CORVUS: Red-Teaming Hallucination Detectors via Internal Signal Camouflage in Large Language Models

Single-pass hallucination detectors rely on internal telemetry (e.g., uncertainty, hidden-state geometry, and attention) of large language models, implicitly assuming hallucinations leave separable traces in these signals. We study a white-box, model-side adversary that fine-tunes lightweight LoRA adapters on the model while keeping the detector fixed, and introduce CORVUS, an efficient red-teaming procedure that learns to camouflage detector-visible telemetry under teacher forcing, including an embedding-space FGSM attention stress test.
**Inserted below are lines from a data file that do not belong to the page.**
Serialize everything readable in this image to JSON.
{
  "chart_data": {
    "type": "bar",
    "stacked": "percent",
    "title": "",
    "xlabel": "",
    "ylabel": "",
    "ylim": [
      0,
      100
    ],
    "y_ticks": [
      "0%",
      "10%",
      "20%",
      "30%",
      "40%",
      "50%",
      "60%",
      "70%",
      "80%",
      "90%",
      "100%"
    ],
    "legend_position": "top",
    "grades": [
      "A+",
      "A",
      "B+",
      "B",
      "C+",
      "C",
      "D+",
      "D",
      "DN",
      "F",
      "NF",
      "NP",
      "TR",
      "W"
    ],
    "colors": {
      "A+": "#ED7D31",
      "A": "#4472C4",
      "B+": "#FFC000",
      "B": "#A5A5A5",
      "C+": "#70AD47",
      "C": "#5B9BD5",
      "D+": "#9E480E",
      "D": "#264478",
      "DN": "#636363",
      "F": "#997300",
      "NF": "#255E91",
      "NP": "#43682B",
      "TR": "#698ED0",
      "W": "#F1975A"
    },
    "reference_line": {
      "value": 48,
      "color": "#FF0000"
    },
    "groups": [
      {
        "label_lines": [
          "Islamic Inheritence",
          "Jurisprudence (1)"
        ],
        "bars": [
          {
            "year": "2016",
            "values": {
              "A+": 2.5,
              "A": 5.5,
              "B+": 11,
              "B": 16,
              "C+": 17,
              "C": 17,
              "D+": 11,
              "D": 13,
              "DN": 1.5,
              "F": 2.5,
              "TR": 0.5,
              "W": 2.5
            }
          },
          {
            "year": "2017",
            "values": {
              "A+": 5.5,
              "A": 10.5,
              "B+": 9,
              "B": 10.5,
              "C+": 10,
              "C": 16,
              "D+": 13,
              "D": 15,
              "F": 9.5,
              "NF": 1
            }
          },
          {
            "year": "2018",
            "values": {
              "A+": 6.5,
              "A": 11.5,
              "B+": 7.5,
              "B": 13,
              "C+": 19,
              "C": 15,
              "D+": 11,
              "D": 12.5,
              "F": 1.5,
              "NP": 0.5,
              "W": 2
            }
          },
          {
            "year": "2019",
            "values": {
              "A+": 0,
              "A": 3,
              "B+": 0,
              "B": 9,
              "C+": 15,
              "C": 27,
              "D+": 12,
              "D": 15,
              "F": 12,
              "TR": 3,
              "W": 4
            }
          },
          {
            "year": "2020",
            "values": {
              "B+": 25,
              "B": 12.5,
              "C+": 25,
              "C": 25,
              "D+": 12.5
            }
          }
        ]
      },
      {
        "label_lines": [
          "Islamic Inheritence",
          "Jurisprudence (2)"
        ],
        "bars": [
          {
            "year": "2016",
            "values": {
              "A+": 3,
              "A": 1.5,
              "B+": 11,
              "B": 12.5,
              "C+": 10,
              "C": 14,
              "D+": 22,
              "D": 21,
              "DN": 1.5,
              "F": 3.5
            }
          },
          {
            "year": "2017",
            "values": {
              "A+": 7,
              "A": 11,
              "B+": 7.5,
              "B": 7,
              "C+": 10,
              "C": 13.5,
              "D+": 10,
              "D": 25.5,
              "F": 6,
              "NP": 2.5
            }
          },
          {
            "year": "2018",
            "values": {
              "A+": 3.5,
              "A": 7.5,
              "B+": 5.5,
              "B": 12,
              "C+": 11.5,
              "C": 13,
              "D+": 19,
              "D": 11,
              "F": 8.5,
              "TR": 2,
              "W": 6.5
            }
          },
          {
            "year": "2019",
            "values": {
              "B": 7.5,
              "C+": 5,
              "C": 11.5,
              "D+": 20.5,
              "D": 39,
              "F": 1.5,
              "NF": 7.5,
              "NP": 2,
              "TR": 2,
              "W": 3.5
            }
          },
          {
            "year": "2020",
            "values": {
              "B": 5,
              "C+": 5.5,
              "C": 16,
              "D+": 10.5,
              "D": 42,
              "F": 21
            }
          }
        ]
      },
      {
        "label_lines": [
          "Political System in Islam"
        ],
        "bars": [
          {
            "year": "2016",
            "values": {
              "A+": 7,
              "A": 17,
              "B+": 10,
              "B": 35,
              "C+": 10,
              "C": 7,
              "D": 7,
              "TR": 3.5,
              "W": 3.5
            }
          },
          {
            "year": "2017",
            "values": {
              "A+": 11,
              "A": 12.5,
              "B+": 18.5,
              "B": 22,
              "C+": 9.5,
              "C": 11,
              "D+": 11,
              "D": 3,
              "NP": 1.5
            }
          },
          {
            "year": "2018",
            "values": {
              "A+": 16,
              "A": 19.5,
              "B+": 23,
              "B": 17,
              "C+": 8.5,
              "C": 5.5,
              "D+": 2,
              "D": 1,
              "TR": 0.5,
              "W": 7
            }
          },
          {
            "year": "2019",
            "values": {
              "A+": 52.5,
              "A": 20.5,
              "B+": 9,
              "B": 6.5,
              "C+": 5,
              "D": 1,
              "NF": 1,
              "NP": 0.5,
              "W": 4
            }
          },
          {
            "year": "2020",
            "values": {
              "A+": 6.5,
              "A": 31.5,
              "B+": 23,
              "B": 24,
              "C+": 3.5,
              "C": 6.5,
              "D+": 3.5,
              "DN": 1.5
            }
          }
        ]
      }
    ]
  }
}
Trained on 1,000 out-of-distribution Alpaca instructions (<0.5% trainable parameters), CORVUS transfers to FAVA-Annotation across Llama-2, Vicuna, Llama-3, and Qwen2.5, and degrades both training-free detectors (e.g., LLM-Check) and probe-based detectors (e.g., SEP, ICR-probe), motivating adversary-aware auditing that incorporates external grounding or cross-model evidence.

Key Contributions

CORVUS: a LoRA adapter fine-tuning procedure under teacher forcing that reshapes token entropy, hidden log-volume, and attention diagonality — including an embedding-space FGSM attention stress term — to evade single-pass hallucination detectors
OOD transfer: adapters trained on only 1,000 Alpaca instructions (<0.5% trainable parameters) transfer to the FAVA-Annotation benchmark across Llama-2, Vicuna, Llama-3, and Qwen2.5 without retraining
Mechanistic analysis connecting controlled TE/HV/AD shifts to detector failure, showing how modest adapter updates collapse telemetry separability across both training-free (LLM-Check) and probe-based (SEP, ICR-probe) detectors

🛡️ Threat Analysis

Output Integrity Attack

CORVUS attacks single-pass hallucination detectors — output integrity/reliability verification systems that assess whether LLM outputs are grounded — by reshaping internal telemetry (token entropy, hidden log-volume, attention diagonality) to defeat detector-visible signals. This is a direct attack on verifiable inference mechanisms that check LLM output trustworthiness, fitting ML09's coverage of tampering with output integrity and defeating output verification schemes.